On March 31 Solis spoke at UIC to unveil the new "We Can Help" campaign aimed at raising awareness among workers about the DOL's wage and hours divisions. The campaign seeks to let documented and undocumented workers know about their rights and that they can use the DOL. Solis has big aspirations for the 2nd largest enforcement agency in the federal government, "those who break our nations labor laws and prey on vulnerable workers, it ends today."
The Department of Labor under Solis has been able to increase funding back to its 2001 levels, before the Bush administration cut funding to that department. Solis's DOL has hired 250 new wage and hour investigators but, "hopes to do more."
However even with the larger budget and increased staff, the extent of the wage theft leaves the DOL to pick and choose which cases it pursues.
According to Solis, "There is no way in the world we can go after every single complaint, we don't have enough staff to do it. But we can target certain segments of our communities where we know there are abuses going on." Solis wants the DOL to work with non-profits, labor, faith and community groups, to determine where the most egregious cases of wage theft are occurring.
According to Theodore, from 1980 to 2007 federal funding for the Department of Labor's Wage and Hour division declined 31 precent as the workforce increased by 52 percent.

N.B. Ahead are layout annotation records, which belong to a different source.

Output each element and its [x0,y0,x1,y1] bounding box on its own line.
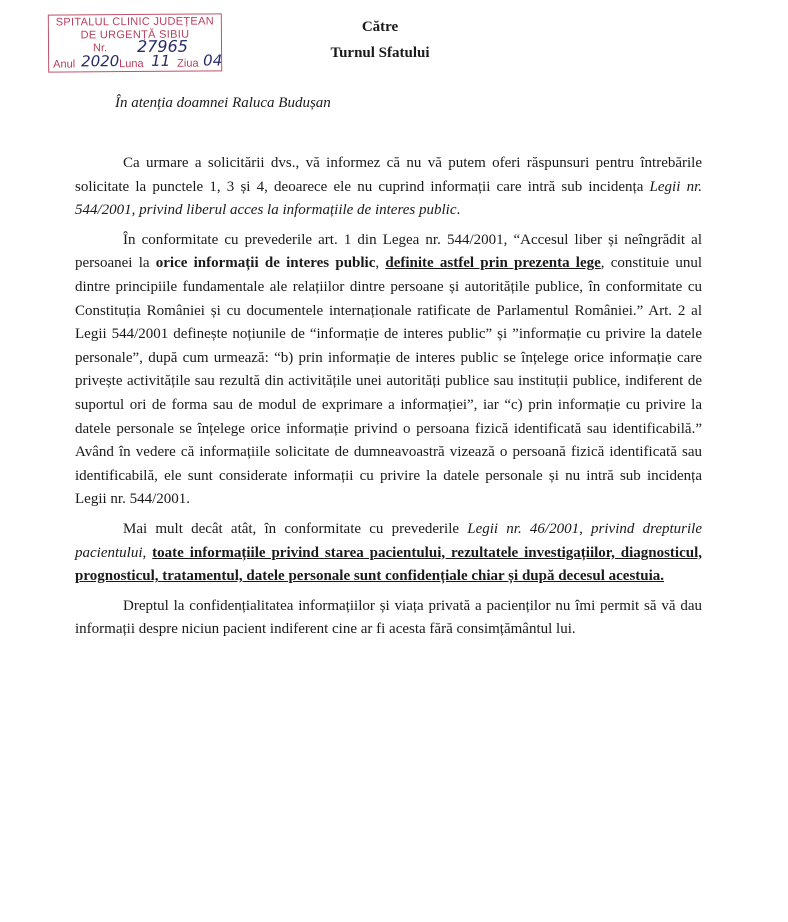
recipient-block [300,14,460,66]
p2-bold-phrase: orice informații de interes public [155,255,376,272]
stamp-luna-value: 11 [151,51,171,70]
p2-text-start: În conformitate cu prevederile art. 1 din Legea nr. 544/2001, “Accesul liber și neîngrădit al persoanei la [75,231,702,272]
recipient-line2: Turnul Sfatului [330,45,430,61]
stamp-ziua-value: 04 [203,51,223,70]
stamp-anul-label: Anul [53,58,76,71]
p3-law-reference: Legii nr. 46/2001, privind drepturile pacientului [75,520,703,561]
stamp-institution-line2: DE URGENȚĂ SIBIU [80,28,190,42]
stamp-nr-label: Nr. [92,42,108,55]
stamp-date-row [53,51,223,72]
stamp-ziua-label: Ziua [177,57,199,70]
stamp-institution-line1: SPITALUL CLINIC JUDEȚEAN [55,15,214,29]
paragraph-3 [75,518,702,589]
p1-text: Ca urmare a solicitării dvs., vă informez că nu vă putem oferi răspunsuri pentru întrebările solicitate la punctele 1, 3 și 4, deoarece ele nu cuprind informații care intră sub incidența [75,155,702,195]
stamp-anul-value: 2020 [81,52,120,71]
stamp-nr-value: 27965 [136,36,188,56]
stamp-luna-label: Luna [119,57,144,71]
recipient-line1: Către [361,19,399,35]
p1-law-reference: Legii nr. 544/2001, privind liberul acces la informațiile de interes public [75,178,702,219]
p1-end: . [456,202,461,219]
p3-comma: , [142,544,153,561]
paragraph-2 [75,229,702,512]
p3-underlined-statement: toate informațiile privind starea pacientului, rezultatele investigațiilor, diagnosticul, prognosticul, tratamentul, datele personale sunt confidențiale chiar și după decesul acestuia. [75,544,702,585]
p2-comma: , [375,255,386,272]
paragraph-4 [75,595,702,642]
attention-line: În atenția doamnei Raluca Budușan [115,95,331,111]
paragraph-1 [75,152,702,223]
registration-stamp [48,13,222,72]
p3-text-start: Mai mult decât atât, în conformitate cu prevederile [123,520,468,537]
p2-underlined-phrase: definite astfel prin prezenta lege [385,255,601,272]
letter-body [75,152,702,648]
p4-text: Dreptul la confidențialitatea informațiilor și viața privată a pacienților nu îmi permit să vă dau informații despre niciun pacient indiferent cine ar fi acesta fără consimțământul lui. [75,597,702,638]
p2-text-rest: , constituie unul dintre principiile fundamentale ale relațiilor dintre persoane și autoritățile publice, în conformitate cu Constituția României și cu documentele internaționale ratificate de Parlamentul României.” Art. 2 al Legii 544/2001 definește noțiunile de “informație de interes public” și ”informație cu privire la datele personale”, după cum urmează: “b) prin informație de interes public se înțelege orice informație care privește activitățile sau rezultă din activitățile unei autorități publice sau instituții publice, indiferent de suportul ori de forma sau de modul de exprimare a informației”, iar “c) prin informație cu privire la datele personale se înțelege orice informație privind o persoana fizică identificată sau identificabilă.” Având în vedere că informațiile solicitate de dumneavoastră vizează o persoană fizică identificată sau identificabilă, ele sunt considerate informații cu privire la datele personale și nu intră sub incidența Legii nr. 544/2001. [75,255,702,508]
stamp-number-row [53,36,217,56]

With the current staffing levels it would take the DOL 133 years to inspect each workplace once.
Even the "We Can Help" campaign might be woefully inadequate to raise awareness about what workers can do about wage theft. Will a few videos posted online and radio spots spook employers into paying their employees and informing workers of their rights?
Leone Bicchieri, the Executive Director of the Chicago Workers Collaborative explained that it was too early to tell. Bicchieri was "hopeful, but we'll have to see" whether the program has the desired impact.

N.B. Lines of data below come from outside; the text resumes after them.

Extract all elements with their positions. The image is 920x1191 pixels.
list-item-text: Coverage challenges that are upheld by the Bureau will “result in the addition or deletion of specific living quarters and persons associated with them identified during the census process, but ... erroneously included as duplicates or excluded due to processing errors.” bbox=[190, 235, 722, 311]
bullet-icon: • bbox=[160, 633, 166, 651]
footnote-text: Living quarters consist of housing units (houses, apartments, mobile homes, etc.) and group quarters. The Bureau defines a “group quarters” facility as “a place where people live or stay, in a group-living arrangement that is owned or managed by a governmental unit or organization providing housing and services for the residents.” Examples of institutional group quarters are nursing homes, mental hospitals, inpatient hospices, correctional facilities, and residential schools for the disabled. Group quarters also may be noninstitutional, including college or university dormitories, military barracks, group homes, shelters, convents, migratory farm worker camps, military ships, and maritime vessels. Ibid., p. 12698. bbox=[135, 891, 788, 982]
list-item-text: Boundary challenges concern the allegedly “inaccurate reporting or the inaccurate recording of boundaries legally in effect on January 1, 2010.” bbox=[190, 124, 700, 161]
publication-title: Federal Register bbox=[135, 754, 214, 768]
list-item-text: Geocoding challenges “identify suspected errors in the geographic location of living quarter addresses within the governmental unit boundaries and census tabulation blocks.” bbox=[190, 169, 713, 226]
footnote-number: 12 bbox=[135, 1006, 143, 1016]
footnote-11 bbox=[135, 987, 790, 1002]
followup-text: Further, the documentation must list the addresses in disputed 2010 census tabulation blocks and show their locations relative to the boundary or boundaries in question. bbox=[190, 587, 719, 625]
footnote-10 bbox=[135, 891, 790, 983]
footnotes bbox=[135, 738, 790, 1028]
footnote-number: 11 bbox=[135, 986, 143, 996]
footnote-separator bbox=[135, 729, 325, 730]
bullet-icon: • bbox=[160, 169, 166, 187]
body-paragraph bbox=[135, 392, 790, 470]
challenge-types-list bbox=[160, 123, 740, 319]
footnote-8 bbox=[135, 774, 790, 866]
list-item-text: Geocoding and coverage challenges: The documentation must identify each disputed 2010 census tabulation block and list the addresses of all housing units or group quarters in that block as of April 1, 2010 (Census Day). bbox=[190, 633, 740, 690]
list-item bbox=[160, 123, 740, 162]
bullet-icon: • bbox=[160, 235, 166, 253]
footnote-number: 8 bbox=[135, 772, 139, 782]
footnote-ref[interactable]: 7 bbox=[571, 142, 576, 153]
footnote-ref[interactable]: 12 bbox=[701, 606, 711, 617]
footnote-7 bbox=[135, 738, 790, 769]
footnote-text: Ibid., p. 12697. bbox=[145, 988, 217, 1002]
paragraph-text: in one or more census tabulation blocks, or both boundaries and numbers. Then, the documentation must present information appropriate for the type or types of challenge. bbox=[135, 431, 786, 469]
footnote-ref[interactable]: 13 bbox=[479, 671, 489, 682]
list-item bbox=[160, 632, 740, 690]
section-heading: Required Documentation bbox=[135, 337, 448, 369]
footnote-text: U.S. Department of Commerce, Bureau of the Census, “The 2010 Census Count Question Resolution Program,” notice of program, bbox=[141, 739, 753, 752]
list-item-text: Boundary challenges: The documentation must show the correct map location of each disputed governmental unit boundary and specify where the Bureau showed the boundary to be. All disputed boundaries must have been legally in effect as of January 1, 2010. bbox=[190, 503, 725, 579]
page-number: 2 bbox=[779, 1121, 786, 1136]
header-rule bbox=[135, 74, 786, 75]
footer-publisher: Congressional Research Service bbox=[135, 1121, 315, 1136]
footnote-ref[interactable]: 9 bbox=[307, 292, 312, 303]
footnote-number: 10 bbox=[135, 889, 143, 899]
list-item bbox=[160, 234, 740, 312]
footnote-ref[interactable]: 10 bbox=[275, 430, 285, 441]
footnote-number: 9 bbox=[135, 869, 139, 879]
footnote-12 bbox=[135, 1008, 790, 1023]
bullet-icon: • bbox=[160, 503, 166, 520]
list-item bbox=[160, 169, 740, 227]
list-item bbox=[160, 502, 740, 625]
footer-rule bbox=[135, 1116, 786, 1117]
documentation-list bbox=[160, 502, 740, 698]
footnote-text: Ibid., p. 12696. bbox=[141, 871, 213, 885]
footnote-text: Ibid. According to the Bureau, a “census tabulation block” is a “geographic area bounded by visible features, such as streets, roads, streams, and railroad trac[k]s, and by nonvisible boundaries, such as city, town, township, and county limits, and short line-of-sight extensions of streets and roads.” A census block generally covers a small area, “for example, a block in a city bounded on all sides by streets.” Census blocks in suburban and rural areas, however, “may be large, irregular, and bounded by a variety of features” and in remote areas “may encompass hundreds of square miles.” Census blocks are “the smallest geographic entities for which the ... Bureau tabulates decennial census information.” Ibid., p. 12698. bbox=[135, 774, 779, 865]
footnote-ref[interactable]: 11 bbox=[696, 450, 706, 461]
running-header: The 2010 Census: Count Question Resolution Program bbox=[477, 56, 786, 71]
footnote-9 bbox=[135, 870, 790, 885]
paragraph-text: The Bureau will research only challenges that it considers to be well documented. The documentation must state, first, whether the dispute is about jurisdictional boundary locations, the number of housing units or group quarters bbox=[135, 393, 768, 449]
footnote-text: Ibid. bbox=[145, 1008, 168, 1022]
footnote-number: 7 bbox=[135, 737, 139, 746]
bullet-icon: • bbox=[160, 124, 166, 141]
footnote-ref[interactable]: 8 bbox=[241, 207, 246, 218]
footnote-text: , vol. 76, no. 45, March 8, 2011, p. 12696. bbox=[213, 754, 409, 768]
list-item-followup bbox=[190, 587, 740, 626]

In many ways the Department of Labor is the public option for those workers who can't afford a lawyer to seek redress for wage theft.
Supporters of the Just Pay for All campaign rally in the Rotunda of the Illinois State Capital in Springfield.
What Needs to Be Done?
Kim Kambra testified to the Illinois General Assembly Labor Committee, saying, "If I steal a piece of pizza, I'm going to jail... [Duraco products] have no consequences for not paying us. They owe us over 25 thousand dollars in wages. It's unfair to all the business that have to compete with them. It's unfair to us with families that have to support them and are losing our houses. The Department of Labor right now has no power to make them pay."

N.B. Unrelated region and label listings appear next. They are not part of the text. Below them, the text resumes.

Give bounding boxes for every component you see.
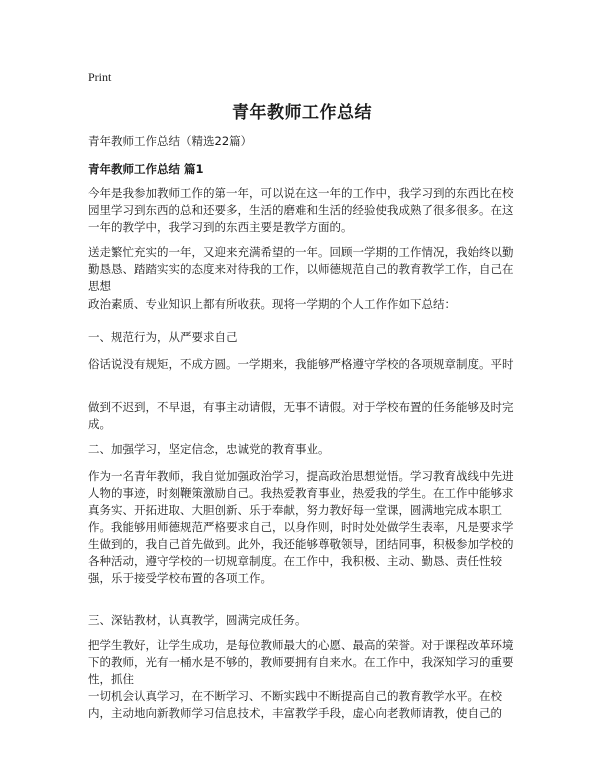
paragraph-teaching: 把学生教好，让学生成功，是每位教师最大的心愿、最高的荣誉。对于课程改革环境下的教师，光有一桶水是不够的，教师要拥有自来水。在工作中，我深知学习的重要性，抓住 [88, 638, 514, 686]
heading-point-3: 三、深钻教材，认真教学，圆满完成任务。 [88, 613, 307, 627]
paragraph-review: 送走繁忙充实的一年，又迎来充满希望的一年。回顾一学期的工作情况，我始终以勤勤恳恳、踏踏实实的态度来对待我的工作，以师德规范自己的教育教学工作，自己在思想 [88, 245, 514, 293]
heading-point-2: 二、加强学习，坚定信念，忠诚党的教育事业。 [88, 442, 330, 456]
paragraph-learning: 一切机会认真学习，在不断学习、不断实践中不断提高自己的教育教学水平。在校内，主动地向新教师学习信息技术，丰富教学手段，虚心向老教师请教，使自己的 [88, 689, 502, 720]
paragraph-summary-lead: 政治素质、专业知识上都有所收获。现将一学期的个人工作作如下总结： [88, 297, 456, 311]
paragraph-intro: 今年是我参加教师工作的第一年，可以说在这一年的工作中，我学习到的东西比在校园里学习到东西的总和还要多，生活的磨难和生活的经验使我成熟了很多很多。在这一年的教学中，我学习到的东西主要是教学方面的。 [88, 186, 514, 234]
document-subtitle: 青年教师工作总结（精选22篇） [88, 134, 253, 148]
print-link[interactable]: Print [88, 70, 112, 84]
paragraph-rules: 俗话说没有规矩，不成方圆。一学期来，我能够严格遵守学校的各项规章制度。平时 [88, 357, 514, 371]
paragraph-attendance: 做到不迟到，不早退，有事主动请假，无事不请假。对于学校布置的任务能够及时完成。 [88, 400, 514, 431]
page-title: 青年教师工作总结 [232, 103, 372, 123]
paragraph-study: 作为一名青年教师，我自觉加强政治学习，提高政治思想觉悟。学习教育战线中先进人物的事迹，时刻鞭策激励自己。我热爱教育事业，热爱我的学生。在工作中能够求真务实、开拓进取、大胆创新、乐于奉献，努力教好每一堂课，圆满地完成本职工作。我能够用师德规范严格要求自己，以身作则，时时处处做学生表率，凡是要求学生做到的，我自己首先做到。此外，我还能够尊敬领导，团结同事，积极参加学校的各种活动，遵守学校的一切规章制度。在工作中，我积极、主动、勤恳、责任性较强，乐于接受学校布置的各项工作。 [88, 469, 514, 585]
section-heading: 青年教师工作总结 篇1 [88, 162, 204, 176]
heading-point-1: 一、规范行为，从严要求自己 [88, 330, 238, 344]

It is a testament to our society that so little is done to stop the practice of wage theft. What can be done to stem the crime spree?
According to Professor Nik Theodore it is important to keep wage theft on the agenda of lawmakers and it is imperative to increase resources to the Department of Labor to handle such cases.
However, workers who have had their wages stolen frequently turn to community groups to get their just compensation. The Chicago Workers Collaborative for example often uses workplace actions, legal pressure and grassroots organizing to get workers their stolen pay back.
According to Leone Bicchieri from the Chicago Workers Collaborative, "The first line of defense is workers themselves being organized. The management of a company can literally sense in the workplace when the workers are united and it changes the dynamic of that workplace."
ARISE Chicago has been able to recover over $3,800,000 in lost wages for workers who have not been paid. The Latino Union has used direct actions at employers who don't pay their workers in order to pressure employers. According to Bicchieri, passing a law is only a step towards stopping wage theft. Community groups need to be prepared to follow up on reports of abuse, and hold employers accountable to the standards in any new law.